Looking back at things now, Rossi thinks that Alpine lost Piastri for one simple reason: McLaren had a bigger money offer on the table and that was the key motivating factor behind all that happened.

“Let's assume for a second, we will have put our contract clean out of the legal technicalities that they used as a loophole, and the McLaren one in front of him. Which one do you think he would have taken?

“There's no question of milestones, deadlines. It's a question of he obviously wanted to go to McLaren. And so I surmise that he got a better offer, and I don't think it's a sporting one because it's a very similar proposition.

“And I would even contend ours is better, because we are a works team and he's been trained, he knows everyone in the team.”

He added: “I hear and read a lot of questions about who's at fault and what happened. It’s simple.

“Someone shopped around, got a better deal, and decided to take it. So don't beat around the bush and try and find convenient excuses for why this happened. We know what happened.”

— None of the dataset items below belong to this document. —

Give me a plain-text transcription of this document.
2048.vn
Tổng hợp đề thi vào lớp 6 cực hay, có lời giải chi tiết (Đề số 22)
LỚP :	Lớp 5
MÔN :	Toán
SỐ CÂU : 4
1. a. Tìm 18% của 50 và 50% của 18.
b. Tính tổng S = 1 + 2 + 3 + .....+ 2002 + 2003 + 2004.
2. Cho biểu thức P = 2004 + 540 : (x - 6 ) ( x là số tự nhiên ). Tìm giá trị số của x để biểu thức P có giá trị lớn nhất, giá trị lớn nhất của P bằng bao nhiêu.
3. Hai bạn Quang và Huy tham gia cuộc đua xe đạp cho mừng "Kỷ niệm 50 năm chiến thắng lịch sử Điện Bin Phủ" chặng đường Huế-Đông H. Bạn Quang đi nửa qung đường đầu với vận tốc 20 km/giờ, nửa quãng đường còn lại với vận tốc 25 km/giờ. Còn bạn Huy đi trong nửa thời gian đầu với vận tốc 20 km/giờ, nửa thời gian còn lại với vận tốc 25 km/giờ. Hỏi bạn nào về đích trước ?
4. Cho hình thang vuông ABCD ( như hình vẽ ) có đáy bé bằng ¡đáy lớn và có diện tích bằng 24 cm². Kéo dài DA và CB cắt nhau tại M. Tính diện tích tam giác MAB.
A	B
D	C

Laurent Rossi, CEO, Alpine F1, in the team principals Press Conference (Photo by: Motorsport Images)

The end of young driver programmes?

While Alpine has paid a short-term price in terms of its own driver choices, it feels there are wider consequences for the entire F1 paddock triggered by events.

For Rossi suggests that the very future of young driver programmes could be at stake – with it now being a clear tactic for rivals to grab youngsters once they have been fully trained up.

That possibility will ultimately force teams to put young drivers under super strict contracts, which could be harmful for their careers as well.

“It says a lot when Toto [Wolff] himself says we're going to look into our contracts very differently,” added Rossi. “We'll do as well, obviously. We were the ones who got the burn for everyone else.

“The problem it creates is that it makes the market too fluid a place that endangers the stakeholders that invest into it.

“If you decide that you're going to save money every year, by not investing in drivers, and then you just poach them with that money you saved, it's a different proposition.

“I'm not sure therefore I want to continue training those drivers, or I'm going have to lock them in with a contract that might not be appealing to them. So how do you solve that?”

From Alpine’s perspective, Rossi has hinted that one of the longer-term implications is the end of the Alpine young driver academy – something which would not be positive for F1’s health in the long term.

“We're really wondering whether or not beyond the current batch of drivers that we have, and with whom we're going to honour until the end our obligations - we have-multi year plans with them - we wonder if we're going to take new drivers, because why would we?” he said.

“At the same time, this is part of our history. This is history of motorsport. It's made from stakeholders, mostly manufacturers, creating driver programmes.

“So do we want to change that? Is that too dangerous? Is that creating a precedent?

“It's also a value that we have. We believe in drawing young talents in a set of values that are ours, so that when they reach their peak, they already fit very well with us, they click with us, they have the mindset that we like, the values that we like.

“It’s a difficult one: we feel like we're a bit vindicated by the fact that most of the people in the paddock feel the same way. And this is not good for the sport.

“Beyond our little scratch here at Alpine, I think the sport itself gets scratched a bit.”